I have written a script which should submit a form to my database however its not working. Could someone please tell me what I have done wrong. Im not very sure about this part of the code: if($_SERVER['REQUEST_METHOD']=='POST') { $qur="insert into `links`(`moviename`,`divxurl`,`imdb`,`imageurl`,`backlink`)values ('".$_POST['$moviename']."','".$_POST['$divxlink']."','".$_POST['$imdblink']."','".$_POST['$imageurl']."','".$_POST['$backlink']."', now())"; $res=mysql_query( $qur ); } PHP: Also, is the database connecting part all correct? The Full Code: <?php ////////////////////////////////////////// //// MySQL Database Connection /////////// ////////////////////////////////////////// $host = "localhost"; $user = "theflick_divx"; $db_name= "theflick_divx"; $pass= "password"; $conn = mysql_connect($host, $user, $pass) or die(mysql_error()); mysql_select_db($db_name, $conn) or die(mysql_error()); //DivX Table echo "<form method=post name=\"divxsubmit\" target=\"_self\" id=\"divx\"> <label> Movie Name: <input name=\"moviename\" type=\"text\" value=\"moviename\" size=\"31\" maxlength=\"30\" /> </label> <br /> <label> Divx Link :<input name=\"divxlink\" type=\"text\" value=\"divxlink\" size=\"34\" maxlength=\"1000\" /> </label> <br /> <label> IMDB Link:<input name=\"imdblink\" type=\"text\" value=\"imdblink\" size=\"33\" maxlength=\"50\" /> </label> <br /> <label> Image URL:<input name=\"imageurl\" type=\"text\" id=\"imageurl\" value=\"$imageurl\" size=\"33\" maxlength=\"100\" /> </label> <br /> <label> Optional Backlink:<input name=\"backlink\" type=\"text\" value=\"backlink\" size=\"27\" maxlength=\"100\" /> </label> <p><label></label> <label> <input name=\"$res\" type=\"submit\" id=\"$res\" value=\"Submit\"> </label> </p> </form>"; if($_SERVER['REQUEST_METHOD']=='POST') { $qur="insert into `links`(`moviename`,`divxurl`,`imdb`,`imageurl`,`backlink`)values ('".$_POST['$moviename']."','".$_POST['$divxlink']."','".$_POST['$imdblink']."','".$_POST['$imageurl']."','".$_POST['$backlink']."', now())"; $res=mysql_query( $qur ); } ?> PHP:
first of all you are using something like this "<input name=\"$moviename\" " this will output the value of $moviename (which is blank). so when you see the source code, you will see something like this <input name="" /> so, you cant get any value from post. and i should you give you some warning, which is really important. don't use the variables you get from post (or get, or cookie) directly in your queries. people can write anything, and change your queries. (at least use mysql_real_escape_string function) For more info, just google "sql injection". it is reallt important, dont just
Yeah I just realised I was using a blank function.
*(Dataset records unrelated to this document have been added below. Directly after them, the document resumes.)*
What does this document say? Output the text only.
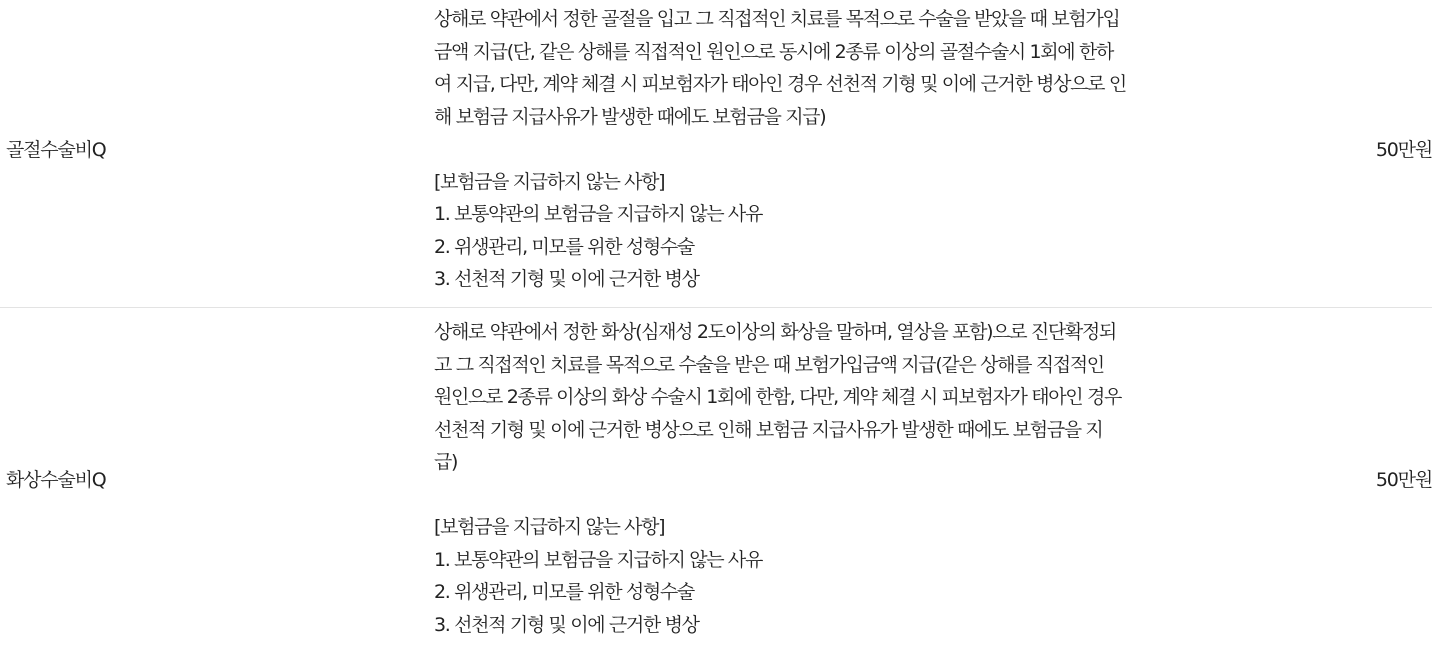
골절수술비Q
상해로 약관에서 정한 골절을 입고 그 직접적인 치료를 목적으로 수술을 받았을 때 보험가입
금액 지급(단, 같은 상해를 직접적인 원인으로 동시에 2종류 이상의 골절수술시 1회에 한하
여 지급, 다만, 계약 체결 시 피보험자가 태아인 경우 선천적 기형 및 이에 근거한 병상으로 인
해 보험금 지급사유가 발생한 때에도 보험금을 지급)
[보험금을 지급하지 않는 사항]
1. 보통약관의 보험금을 지급하지 않는 사유
2. 위생관리, 미모를 위한 성형수술
3. 선천적 기형 및 이에 근거한 병상
50만원
화상수술비Q
상해로 약관에서 정한 화상(심재성 2도이상의 화상을 말하며, 열상을 포함)으로 진단확정되
고 그 직접적인 치료를 목적으로 수술을 받은 때 보험가입금액 지급(같은 상해를 직접적인
원인으로 2종류 이상의 화상 수술시 1회에 한함, 다만, 계약 체결 시 피보험자가 태아인 경우
선천적 기형 및 이에 근거한 병상으로 인해 보험금 지급사유가 발생한 때에도 보험금을 지
급)
[보험금을 지급하지 않는 사항]
1. 보통약관의 보험금을 지급하지 않는 사유
2. 위생관리, 미모를 위한 성형수술
3. 선천적 기형 및 이에 근거한 병상
50만원
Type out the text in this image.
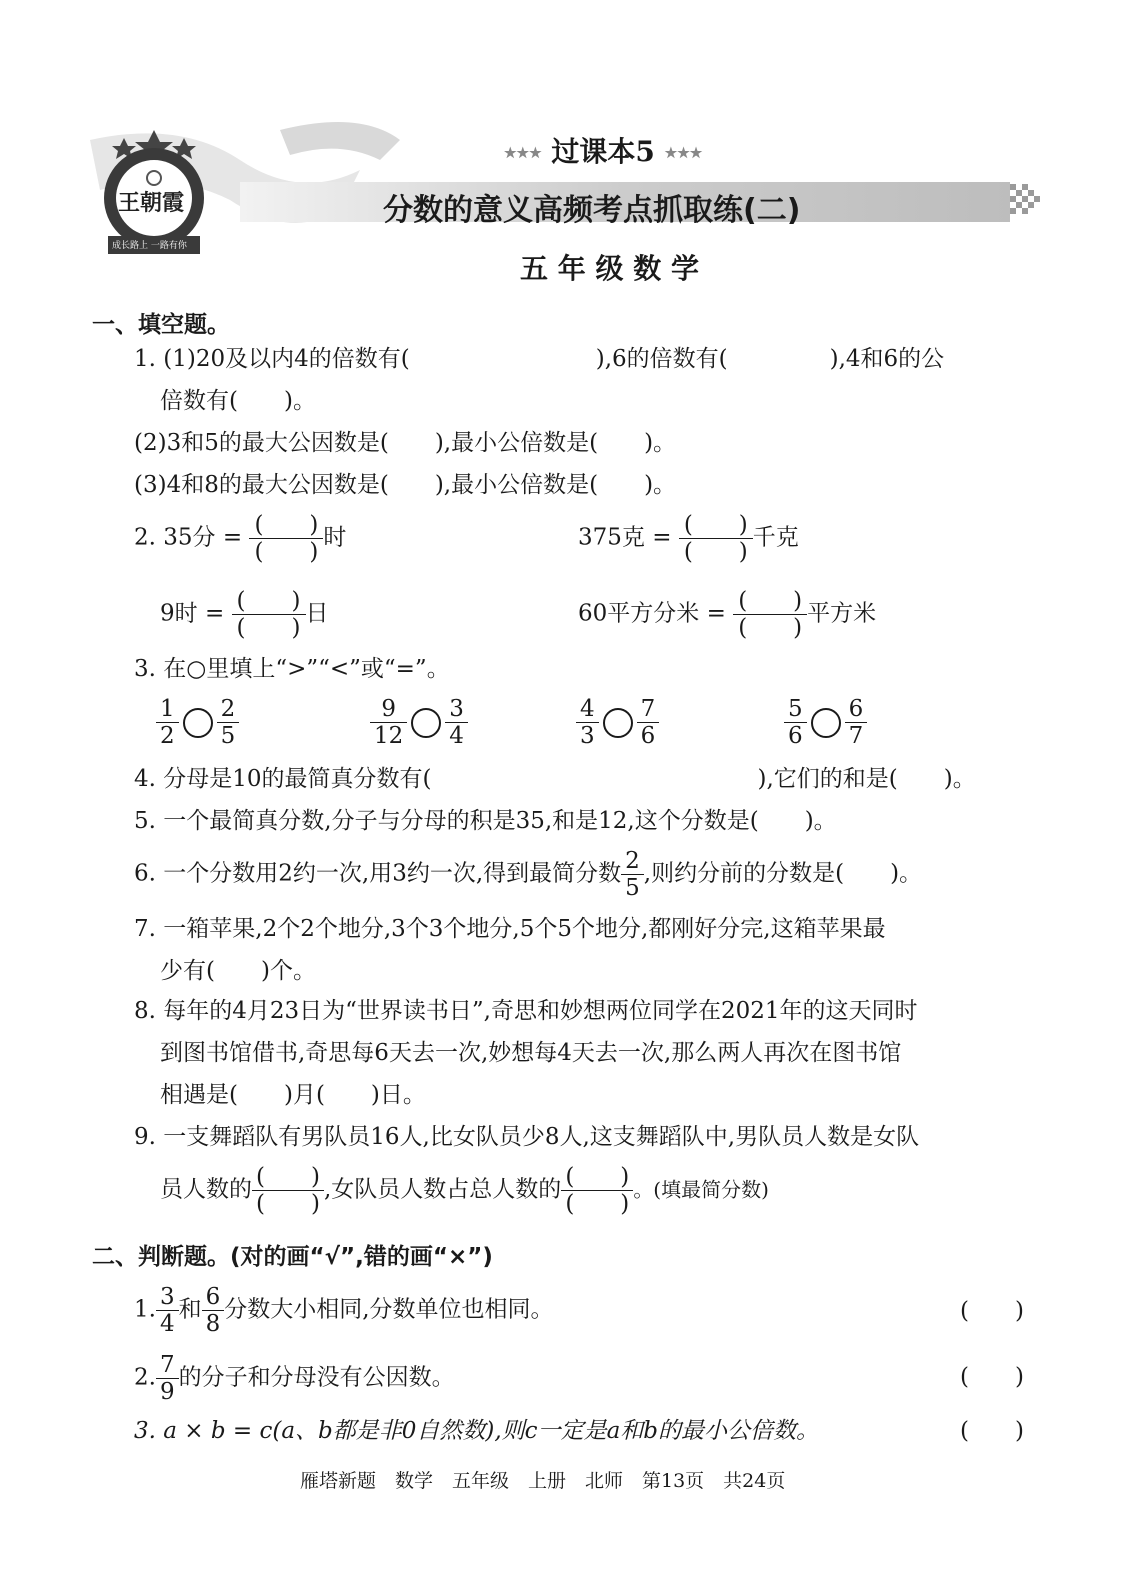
王朝霞
成长路上 一路有你
★★★ 过课本5 ★★★
分数的意义高频考点抓取练(二)
五 年 级 数 学
一、填空题。
1. (1)20及以内4的倍数有(	),6的倍数有(	),4和6的公
倍数有(　　)。
(2)3和5的最大公因数是(　　),最小公倍数是(　　)。
(3)4和8的最大公因数是(　　),最小公倍数是(　　)。
2. 35分 = $\frac{( )}{( )}$ 时	375克 = $\frac{( )}{( )}$ 千克
9时 = $\frac{( )}{( )}$ 日	60平方分米 = $\frac{( )}{( )}$ 平方米
3. 在○里填上“>”“<”或“=”。
$\frac{1}{2} \frac{2}{5}$	$\frac{9}{12} \frac{3}{4}$	$\frac{4}{3} \frac{7}{6}$	$\frac{5}{6} \frac{6}{7}$
4. 分母是10的最简真分数有(	),它们的和是(　　)。
5. 一个最简真分数,分子与分母的积是35,和是12,这个分数是(　　)。
6. 一个分数用2约一次,用3约一次,得到最简分数 $\frac{2}{5}$ ,则约分前的分数是(　　)。
7. 一箱苹果,2个2个地分,3个3个地分,5个5个地分,都刚好分完,这箱苹果最
少有(　　)个。
8. 每年的4月23日为“世界读书日”,奇思和妙想两位同学在2021年的这天同时
到图书馆借书,奇思每6天去一次,妙想每4天去一次,那么两人再次在图书馆
相遇是(　　)月(　　)日。
9. 一支舞蹈队有男队员16人,比女队员少8人,这支舞蹈队中,男队员人数是女队
员人数的 $\frac{( )}{( )}$ ,女队员人数占总人数的 $\frac{( )}{( )}$ 。(填最简分数)
二、判断题。(对的画“√”,错的画“×”)
1. $\frac{3}{4}$ 和 $\frac{6}{8}$ 分数大小相同,分数单位也相同。	(　　)
2. $\frac{7}{9}$ 的分子和分母没有公因数。	(　　)
3. a × b = c(a、b都是非0自然数),则c一定是a和b的最小公倍数。	(　　)
雁塔新题　数学　五年级　上册　北师　第13页　共24页
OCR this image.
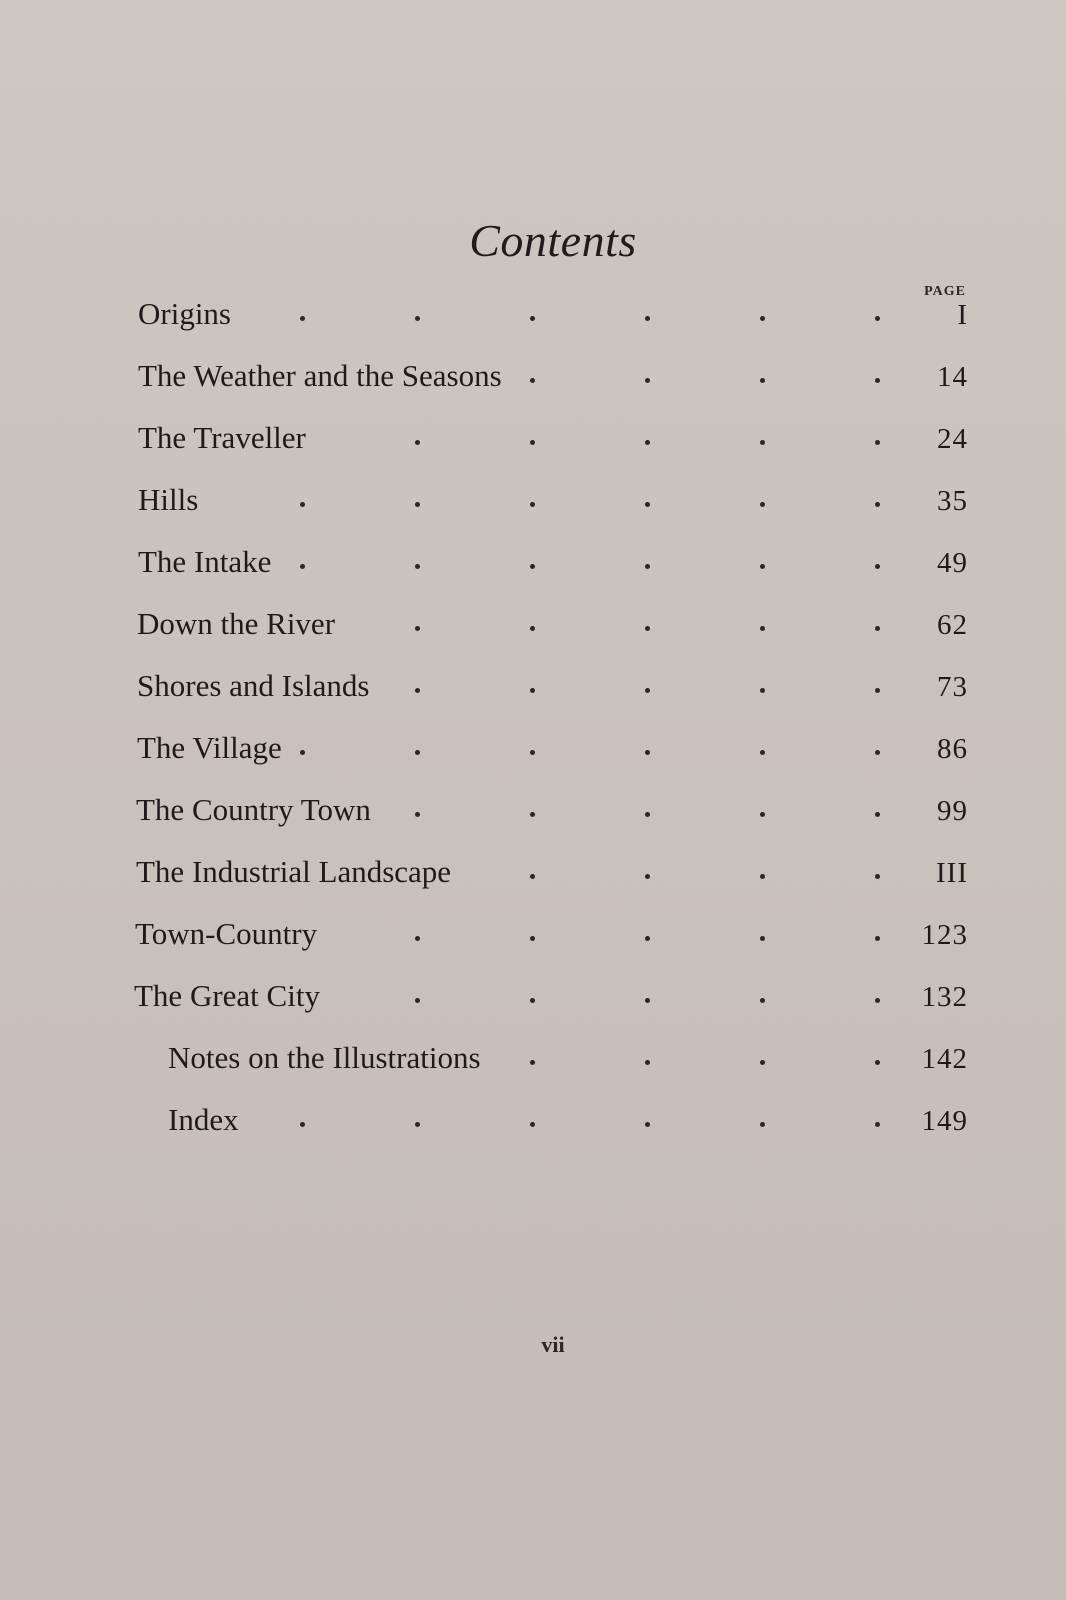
Contents
PAGE
Origins	I
The Weather and the Seasons	14
The Traveller	24
Hills	35
The Intake	49
Down the River	62
Shores and Islands	73
The Village	86
The Country Town	99
The Industrial Landscape	III
Town-Country	123
The Great City	132
Notes on the Illustrations	142
Index	149
vii
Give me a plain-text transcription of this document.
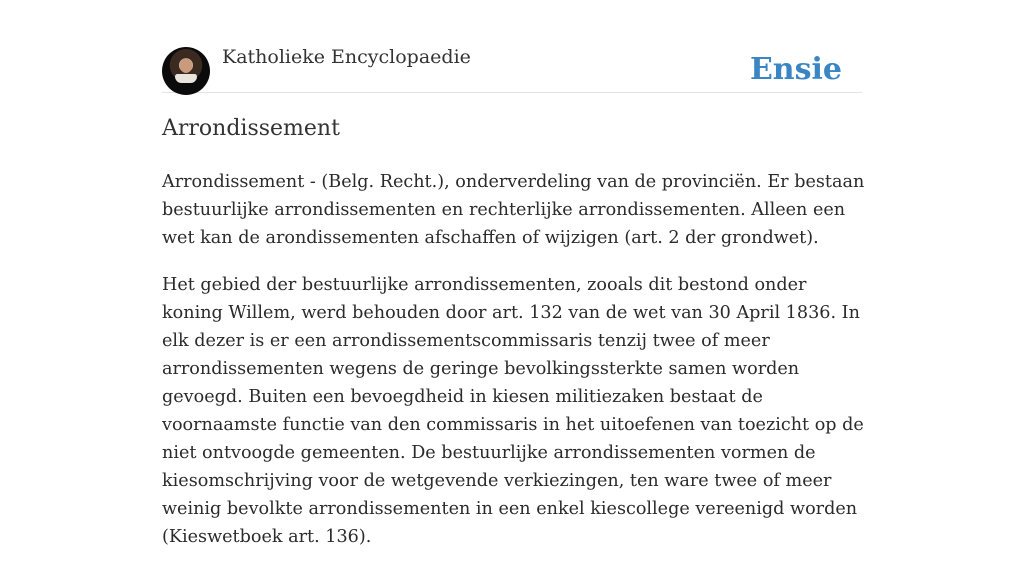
Katholieke Encyclopaedie	Ensie
Arrondissement

Arrondissement - (Belg. Recht.), onderverdeling van de provinciën. Er bestaan bestuurlijke arrondissementen en rechterlijke arrondissementen. Alleen een wet kan de arondissementen afschaffen of wijzigen (art. 2 der grondwet).

Het gebied der bestuurlijke arrondissementen, zooals dit bestond onder koning Willem, werd behouden door art. 132 van de wet van 30 April 1836. In elk dezer is er een arrondissementscommissaris tenzij twee of meer arrondissementen wegens de geringe bevolkingssterkte samen worden gevoegd. Buiten een bevoegdheid in kiesen militiezaken bestaat de voornaamste functie van den commissaris in het uitoefenen van toezicht op de niet ontvoogde gemeenten. De bestuurlijke arrondissementen vormen de kiesomschrijving voor de wetgevende verkiezingen, ten ware twee of meer weinig bevolkte arrondissementen in een enkel kiescollege vereenigd worden (Kieswetboek art. 136).
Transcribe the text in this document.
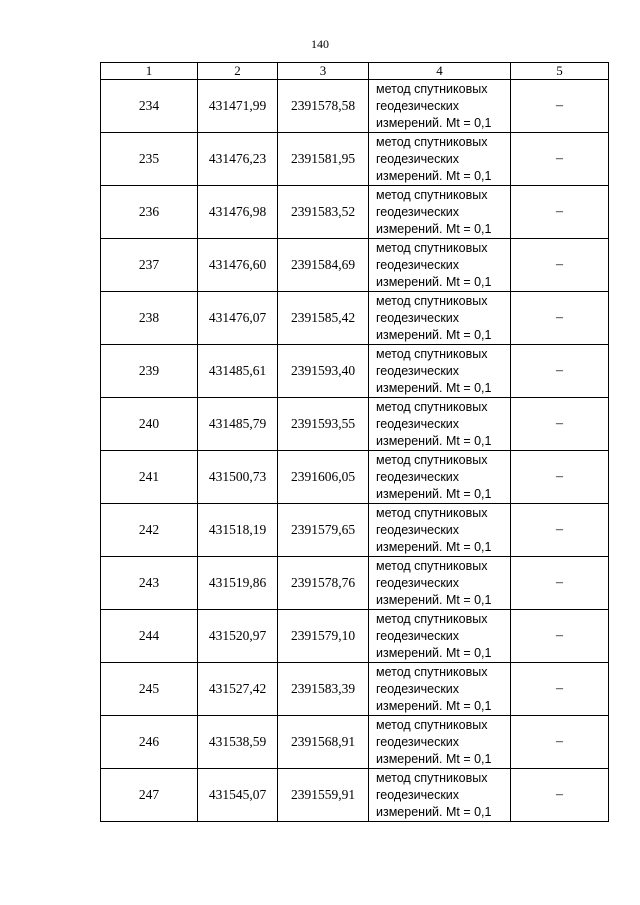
140
1	2	3	4	5
234	431471,99	2391578,58	метод спутниковых
геодезических
измерений. Mt = 0,1	–
235	431476,23	2391581,95	метод спутниковых
геодезических
измерений. Mt = 0,1	–
236	431476,98	2391583,52	метод спутниковых
геодезических
измерений. Mt = 0,1	–
237	431476,60	2391584,69	метод спутниковых
геодезических
измерений. Mt = 0,1	–
238	431476,07	2391585,42	метод спутниковых
геодезических
измерений. Mt = 0,1	–
239	431485,61	2391593,40	метод спутниковых
геодезических
измерений. Mt = 0,1	–
240	431485,79	2391593,55	метод спутниковых
геодезических
измерений. Mt = 0,1	–
241	431500,73	2391606,05	метод спутниковых
геодезических
измерений. Mt = 0,1	–
242	431518,19	2391579,65	метод спутниковых
геодезических
измерений. Mt = 0,1	–
243	431519,86	2391578,76	метод спутниковых
геодезических
измерений. Mt = 0,1	–
244	431520,97	2391579,10	метод спутниковых
геодезических
измерений. Mt = 0,1	–
245	431527,42	2391583,39	метод спутниковых
геодезических
измерений. Mt = 0,1	–
246	431538,59	2391568,91	метод спутниковых
геодезических
измерений. Mt = 0,1	–
247	431545,07	2391559,91	метод спутниковых
геодезических
измерений. Mt = 0,1	–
I changed that, but it still didn't work. I don't really understand what you mean I will look up SQL injection. Hopefully that will answer some questions
Try this instead: if($_SERVER['REQUEST_METHOD']=='POST') { foreach ($_POST as $key => $value) { $$key = mysql_real_escape_string($value); } $qur="insert into `links`(`moviename`,`divxurl`,`imdb`,`imageurl`,`backlink`)values ('$moviename','$divxlink','$imdblink','$imageurl','$backlink')"; $res=mysql_query($qur); } PHP:
Well at least it is going into the database now however its not injecting the contents of the text box. It is just inputting moviename, divxurl, ect...
I tried it out and it worked for me. Are you sure you're editing the contents of the textboxes and not just leaving them at their default values?